When it became obvious, earlier on this year, that Amaechi and Mr. President were at loggerheads, Chief Edwin Clark, the most prominent Elder in the South-South, furiously confronted me about my pro-Amaechi stance.
I love Chief dearly and would rather not offend him, not least because he was one of the few VIPs from our geopolitical zone who staunchly backed me up when I resigned from a Committee that was chaired by Dr. Rilwanu Lukman (who was then Petroleum Minister), because I felt that Lukman was not sufficiently concerned about the welfare of my brethren from oil-producing areas.
My preference is for me and Clark to be on the same side in every argument. But I could not, unfortunately, agree with Clark on the Amaechi issue.
Why?
I don’t agree with everything Amaechi says or does, but my own personal experiences with Jonathan’s crowd have led me to believe that they are not interested in keeping or making friends…and don’t have a clue how to conduct themselves like the competent, credible, charismatic politicians they should be.
When Jonathan became Head of State in 2010, I was living in Abuja. And all I wanted from the people around him was access to a few media-related events.
Since I regarded many of them as pals and had been one of the journalists who had provided them with moral support during their sometimes traumatic ascent to the dizzying pinnacle of Nigerian public life, I assumed that they would gladly treat me like a respected professional from time to time. But they didn’t.

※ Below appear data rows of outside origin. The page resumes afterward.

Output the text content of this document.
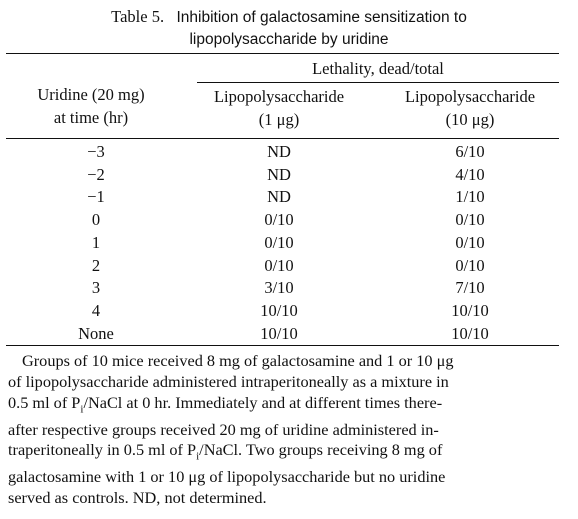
Table 5. Inhibition of galactosamine sensitization to
lipopolysaccharide by uridine
Uridine (20 mg)
at time (hr)
Lethality, dead/total
Lipopolysaccharide
(1 μg)
Lipopolysaccharide
(10 μg)
−3	ND	6/10
−2	ND	4/10
−1	ND	1/10
0	0/10	0/10
1	0/10	0/10
2	0/10	0/10
3	3/10	7/10
4	10/10	10/10
None	10/10	10/10
Groups of 10 mice received 8 mg of galactosamine and 1 or 10 μg
of lipopolysaccharide administered intraperitoneally as a mixture in
0.5 ml of $P_i$/NaCl at 0 hr. Immediately and at different times there-
after respective groups received 20 mg of uridine administered in-
traperitoneally in 0.5 ml of $P_i$/NaCl. Two groups receiving 8 mg of
galactosamine with 1 or 10 μg of lipopolysaccharide but no uridine
served as controls. ND, not determined.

I didn’t assume that they owed me any major favours. I hardly ever called them and never pestered them for money or positions. I just quietly contacted them very occasionally to ask for small benefits like invitations to press conferences.
But they went out of their way to humiliate and exclude me, so nobody should blame me if I sympathise with Amaechi…whom they have also treated shabbily!Largely thanks to Amaechi’s dogged electioneering efforts in 2011, President Jonathan and the PDP did fantastically well in Rivers State.
This huge contribution did not stop the party leadership from trying (because of a few disagreements and misunderstandings that could have been resolved) to deprive Amaechi of the NGF role…or from suspending him from the party.
They put him in a situation whereby he had nothing to lose. They shoved his back against the wall and gave him good reasons to rebel and disgrace them.
I’m convinced that most of the problems that Jonathan is now having with Amaechi – and the many other opponents who are giving him serious headaches at the moment – boil down to an arrogant, crude, myopic, lazy, inept failure to form and nurture relationships with useful or potentially useful individuals.
It is actually pretty easy to stay on amicable terms with folks who have displayed loyalty towards you in the past…or to form new alliances with folks who are neutral/undecided or not pathologically hostile.
But Jonathan, tragically, is surrounded by bad-mannered characters who are more focussed on their interests than his…and have tarnished his image and undermined him on so many levels – by choosing to be insular and offensive.
There are always exceptions to every rule, so let me say now that some of Jonathan’s selectees are pleasant, intelligent, etc. But there simply aren’t enough positive elements on Mr President’s team, so it’s no wonder that he’s attracting multiple assaults on his dignity and struggling to survive politically.
Having said this, the buck ultimately stops on the Boss’s desk and Mr. President should take responsibility for the disasters that are befalling him and the PDP.
An Oga who cannot inspire and control his troops should ask himself where he is going wrong…instead of foisting the blame for his woes on external factors.